TOUAREG.. "Un homme bleu"

Interview réalisée avec "un homme bleu" par :
VICTOR-M. AMELA a : MOUSSA AG ASSARID

 


« TOUAREG »

 

Un_touareg


   Je ne sais pas mon âge. Je suis né dans le désert du Sahara, sans papiers. Je suis né dans un campement de nomades Touaregs, entre Tombouctou et Gao, au nord du Mali. J’ai été le gardien des dromadaires, chèvres, moutons et vaches de mon père. Aujourd’hui j’étudie la gestion à l’université de Montpellier. Je suis célibataire. Je défends les bergers Touaregs. Je suis musulman. Sans fanatisme.

   Quel beau turban !

C’est fait en fine toile de coton. Cela permet de couvrir le visage, dans le désert, et de continuer à voir et à respirer.

   C’est d’un bleu très particulier.

Nous, les Touaregs, sommes appelés "les hommes bleus" pour cela.
Le tissu déteint un peu et notre peau prend cette couleur bleutée.

   Comment obtenez-vous cette couleur ?

Avec une plante appelée indigo mélangée à d’autres pigments naturels.
Pour les Touaregs le bleu est la couleur du monde.

   Pourquoi ?

C’est la couleur dominante : celle du ciel, de nos tentes…

   Qui sont les Touaregs ?

Touareg signifie "abandonnés", parce que nous sommes un peuple de nomades du désert très ancien. Nous sommes solitaires et orgueilleux.
On nous appelle aussi "les seigneurs du désert".
Notre ethnie est Amasigh (Berbère), et notre alphabet est Tifinagh.

   Vous êtes nombreux ?

Trois millions environ. Et la majorité reste nomade. Mais la population diminue. Est-il besoin qu’un peuple disparaisse pour qu’on sache qu’il a existé ? Disait un sage… Je lutte pour préserver mon peuple.

   Comment vivez-vous ?

Nous nous occupons des troupeaux (dromadaires, chèvres…) dans un royaume immense et silencieux.

   Le désert est très silencieux ?

Quand on est seul dans ce silence on entend battre son cœur.
Il n’y a pas meilleur endroit pour être seul.

   Quel souvenir d’enfance avez-vous ?

Le réveil avec le soleil et au loin les chèvres de mon père… Elles nous donnent le lait et la viande. Nous les emmenons là où il y a de l’herbe et de l’eau. C’est ainsi que faisaient les anciens. C’est ainsi que nous continuons de faire.

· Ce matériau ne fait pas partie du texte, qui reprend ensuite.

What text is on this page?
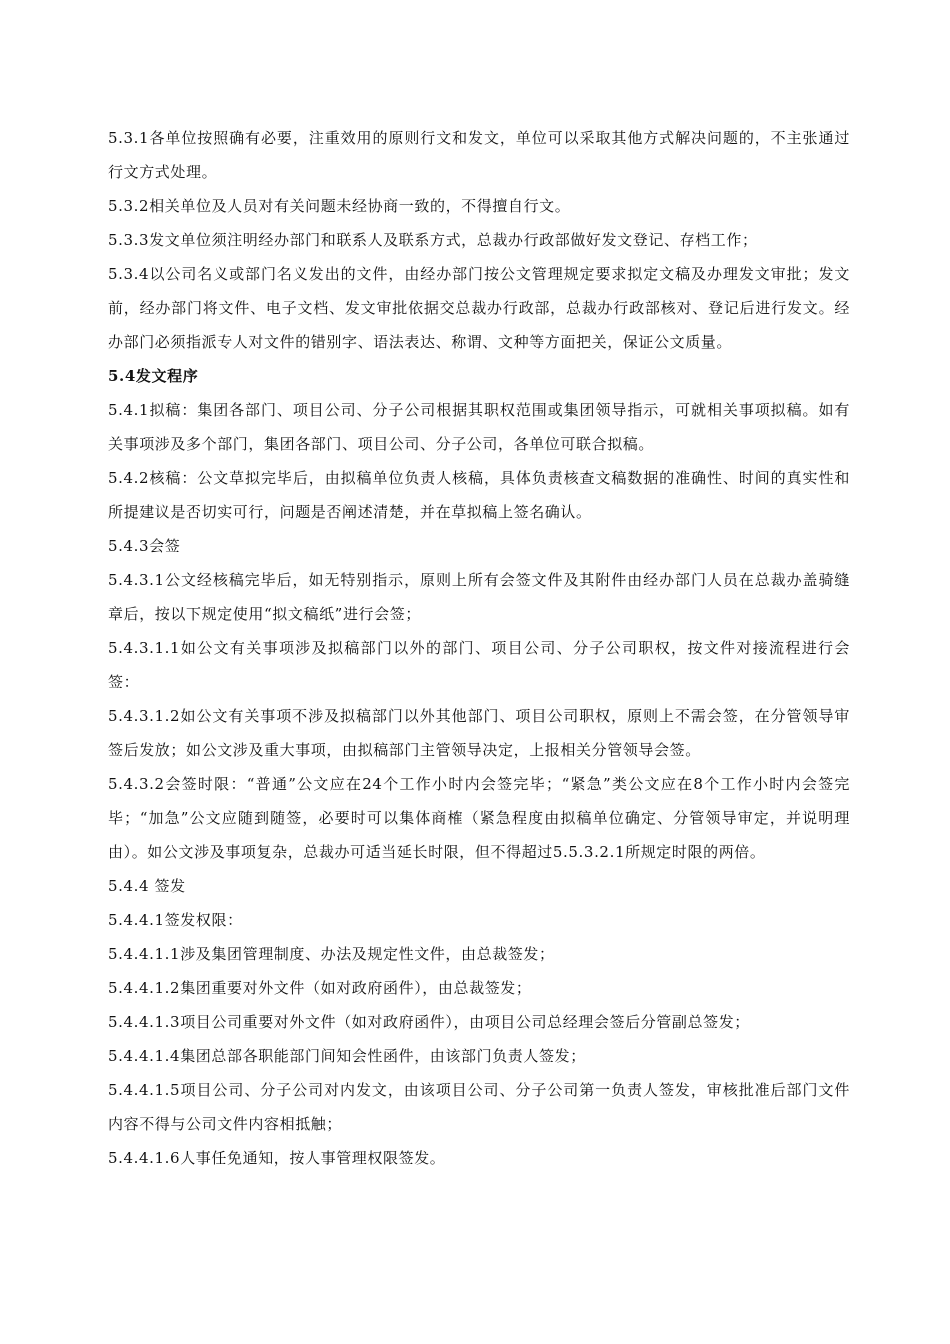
5.3.1各单位按照确有必要，注重效用的原则行文和发文，单位可以采取其他方式解决问题的，不主张通过行文方式处理。

5.3.2相关单位及人员对有关问题未经协商一致的，不得擅自行文。

5.3.3发文单位须注明经办部门和联系人及联系方式，总裁办行政部做好发文登记、存档工作；

5.3.4以公司名义或部门名义发出的文件，由经办部门按公文管理规定要求拟定文稿及办理发文审批；发文前，经办部门将文件、电子文档、发文审批依据交总裁办行政部，总裁办行政部核对、登记后进行发文。经办部门必须指派专人对文件的错别字、语法表达、称谓、文种等方面把关，保证公文质量。

5.4发文程序

5.4.1拟稿：集团各部门、项目公司、分子公司根据其职权范围或集团领导指示，可就相关事项拟稿。如有关事项涉及多个部门，集团各部门、项目公司、分子公司，各单位可联合拟稿。

5.4.2核稿：公文草拟完毕后，由拟稿单位负责人核稿，具体负责核查文稿数据的准确性、时间的真实性和所提建议是否切实可行，问题是否阐述清楚，并在草拟稿上签名确认。

5.4.3会签

5.4.3.1公文经核稿完毕后，如无特别指示，原则上所有会签文件及其附件由经办部门人员在总裁办盖骑缝章后，按以下规定使用“拟文稿纸”进行会签；

5.4.3.1.1如公文有关事项涉及拟稿部门以外的部门、项目公司、分子公司职权，按文件对接流程进行会签：

5.4.3.1.2如公文有关事项不涉及拟稿部门以外其他部门、项目公司职权，原则上不需会签，在分管领导审签后发放；如公文涉及重大事项，由拟稿部门主管领导决定，上报相关分管领导会签。

5.4.3.2会签时限：“普通”公文应在24个工作小时内会签完毕；“紧急”类公文应在8个工作小时内会签完毕；“加急”公文应随到随签，必要时可以集体商榷（紧急程度由拟稿单位确定、分管领导审定，并说明理由）。如公文涉及事项复杂，总裁办可适当延长时限，但不得超过5.5.3.2.1所规定时限的两倍。

5.4.4 签发

5.4.4.1签发权限：

5.4.4.1.1涉及集团管理制度、办法及规定性文件，由总裁签发；

5.4.4.1.2集团重要对外文件（如对政府函件），由总裁签发；

5.4.4.1.3项目公司重要对外文件（如对政府函件），由项目公司总经理会签后分管副总签发；

5.4.4.1.4集团总部各职能部门间知会性函件，由该部门负责人签发；

5.4.4.1.5项目公司、分子公司对内发文，由该项目公司、分子公司第一负责人签发，审核批准后部门文件内容不得与公司文件内容相抵触；

5.4.4.1.6人事任免通知，按人事管理权限签发。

Pour moi il n’y avait rien d’autre et j’étais heureux comme ça.

   Mais ce n’est pas très stimulant.

Mais c’est beaucoup ! A sept ans on te laisse déjà t’éloigner du campement pour que tu apprennes des choses importantes : flairer l’air, écouter, développer ton acuité visuelle, t’orienter avec les étoiles…
Et te laisser guider par le dromadaire si tu te perds car il t’emmènera toujours où il y a de l’eau.

   Savoir tout cela a beaucoup de valeur.

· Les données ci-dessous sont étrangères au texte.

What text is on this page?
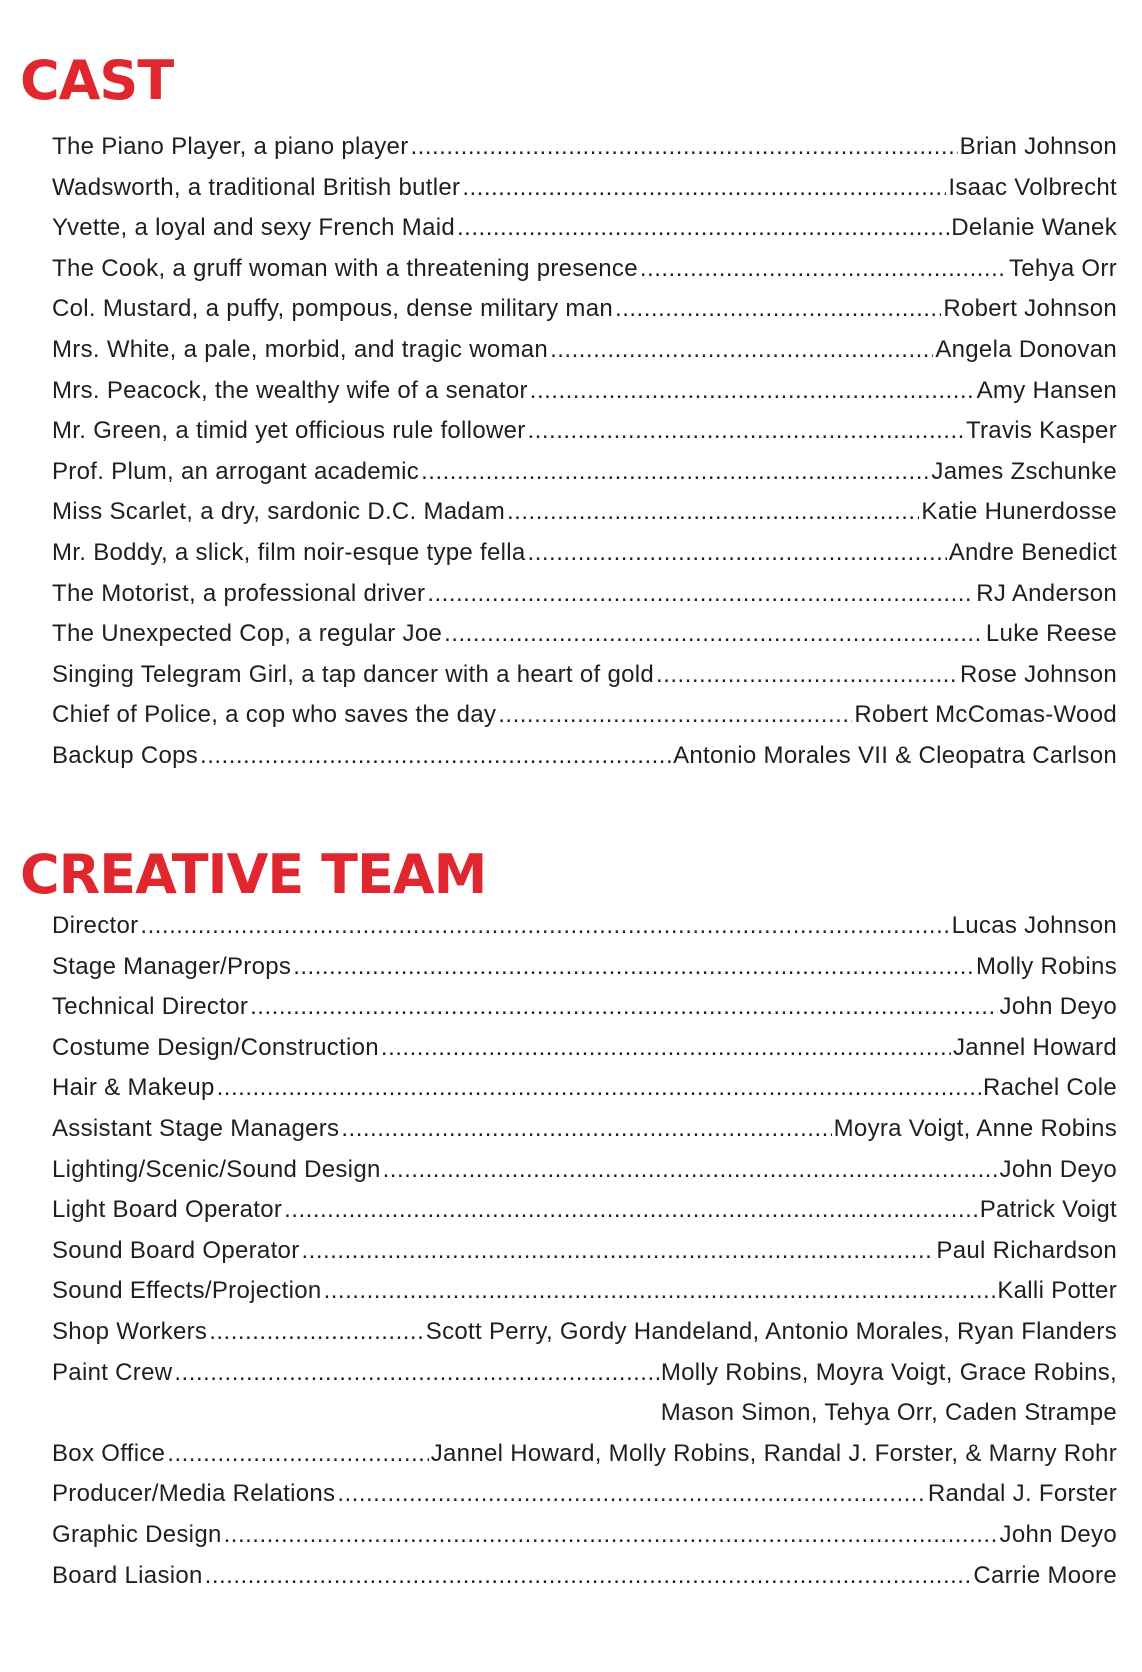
CAST
The Piano Player, a piano player .....	Brian Johnson
Wadsworth, a traditional British butler .....	Isaac Volbrecht
Yvette, a loyal and sexy French Maid .....	Delanie Wanek
The Cook, a gruff woman with a threatening presence .....	Tehya Orr
Col. Mustard, a puffy, pompous, dense military man .....	Robert Johnson
Mrs. White, a pale, morbid, and tragic woman .....	Angela Donovan
Mrs. Peacock, the wealthy wife of a senator .....	Amy Hansen
Mr. Green, a timid yet officious rule follower .....	Travis Kasper
Prof. Plum, an arrogant academic .....	James Zschunke
Miss Scarlet, a dry, sardonic D.C. Madam .....	Katie Hunerdosse
Mr. Boddy, a slick, film noir-esque type fella .....	Andre Benedict
The Motorist, a professional driver .....	RJ Anderson
The Unexpected Cop, a regular Joe .....	Luke Reese
Singing Telegram Girl, a tap dancer with a heart of gold .....	Rose Johnson
Chief of Police, a cop who saves the day .....	Robert McComas-Wood
Backup Cops .....	Antonio Morales VII & Cleopatra Carlson
CREATIVE TEAM
Director .....	Lucas Johnson
Stage Manager/Props .....	Molly Robins
Technical Director .....	John Deyo
Costume Design/Construction .....	Jannel Howard
Hair & Makeup .....	Rachel Cole
Assistant Stage Managers .....	Moyra Voigt, Anne Robins
Lighting/Scenic/Sound Design .....	John Deyo
Light Board Operator .....	Patrick Voigt
Sound Board Operator .....	Paul Richardson
Sound Effects/Projection .....	Kalli Potter
Shop Workers .....	Scott Perry, Gordy Handeland, Antonio Morales, Ryan Flanders
Paint Crew .....	Molly Robins, Moyra Voigt, Grace Robins,
Mason Simon, Tehya Orr, Caden Strampe
Box Office .....	Jannel Howard, Molly Robins, Randal J. Forster, & Marny Rohr
Producer/Media Relations .....	Randal J. Forster
Graphic Design .....	John Deyo
Board Liasion .....	Carrie Moore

Là, tout est simple et profond. Il existe peu de choses et chacune d’elles a beaucoup de valeur !

   Nos deux mondes sont très différents.

Là, un petit rien peut te donner beaucoup de bonheur. Toute chose est valorisée. Nous ressentons beaucoup de joie à être ensemble.
Personne ne rêve d’être parce que nous le sommes déjà.

  Qu’est-ce qui vous a le plus frappé lors de votre voyage vers l’Europe ?

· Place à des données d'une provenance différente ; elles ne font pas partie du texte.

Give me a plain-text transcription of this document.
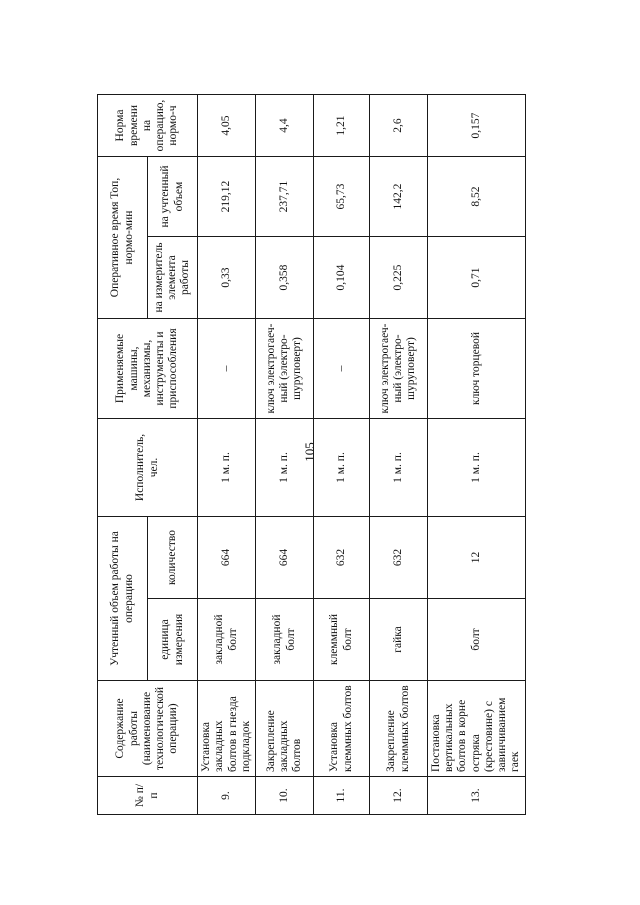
105
№ п/п	Содержание работы (наименование технологической операции)	Учтенный объем работы на операцию		Исполнитель, чел.	Применяемые машины, механизмы, инструменты и приспособления	Оперативное время Топ, нормо-мин		Норма времени на операцию, нормо-ч
		единица измерения	количество			на измеритель элемента работы	на учтенный объем	
9.	Установка закладных болтов в гнезда подкладок	закладной болт	664	1 м. п.	–	0,33	219,12	4,05
10.	Закрепление закладных болтов	закладной болт	664	1 м. п.	ключ электрогаеч-ный (электро-шуруповерт)	0,358	237,71	4,4
11.	Установка клеммных болтов	клеммный болт	632	1 м. п.	–	0,104	65,73	1,21
12.	Закрепление клеммных болтов	гайка	632	1 м. п.	ключ электрогаеч-ный (электро-шуруповерт)	0,225	142,2	2,6
13.	Постановка вертикальных болтов в корне остряка (крестовине) с завинчиванием гаек	болт	12	1 м. п.	ключ торцевой	0,71	8,52	0,157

Voir les hommes courir dans l’aéroport. Dans le désert, quand on court c’est parce qu’arrive une tempête de sable. J’ai eu peur…

   Ils allaient chercher leurs bagages.

Oui, c’est ça. J’ai aussi vu des affiches de femmes nues. Je me suis demandé : pourquoi ce manque de respect envers les femmes ?
Ensuite, à l’hôtel, j’ai vu le premier robinet d’eau. Elle coulait si facilement... J’ai eu envie de pleurer.

   Quelle abondance et quel gâchis, non ?

Tous les jours de ma vie ma préoccupation principale était de trouver de l’eau. Quand je vois le nombre de fontaines qui décorent la ville, je ressens une douleur intense…

   Tant que ça ?

Oui. Au début des années 90 – j’avais douze ans – il y a eu une grande sécheresse. Les animaux mouraient. Nous sommes tombés malades. Ma mère est morte. Elle était tout pour moi. Elle me racontait des histoires, m’enseignait comment raconter… Elle m’a enseigné à être moi-même.

   Qu’est-il arrivé à votre famille ?

J’ai convaincu mon père de me laisser aller à l’école. Tous les jours je marchais quinze kilomètres. Jusqu’au jour où un professeur m’a trouvé un endroit pour dormir et une femme qui me donnait à manger, quand je passais devant chez elle. J’ai appris plus tard que c’était l’œuvre de ma mère.

   Pourquoi cette envie d’étudier ?

Deux ans auparavant le rallye Paris-Dakar est passé par notre campement. Une journaliste avait laissé tomber un livre. Je l’ai ramassé et lui ai rendu. Elle me l’a offert. C’était un exemplaire du « Petit Prince ».
Je me suis promis de parvenir à le lire un jour.

   Et vous avez réussi.

Oui. C’est ainsi que j’ai obtenu une bourse d’études et je suis venu en France.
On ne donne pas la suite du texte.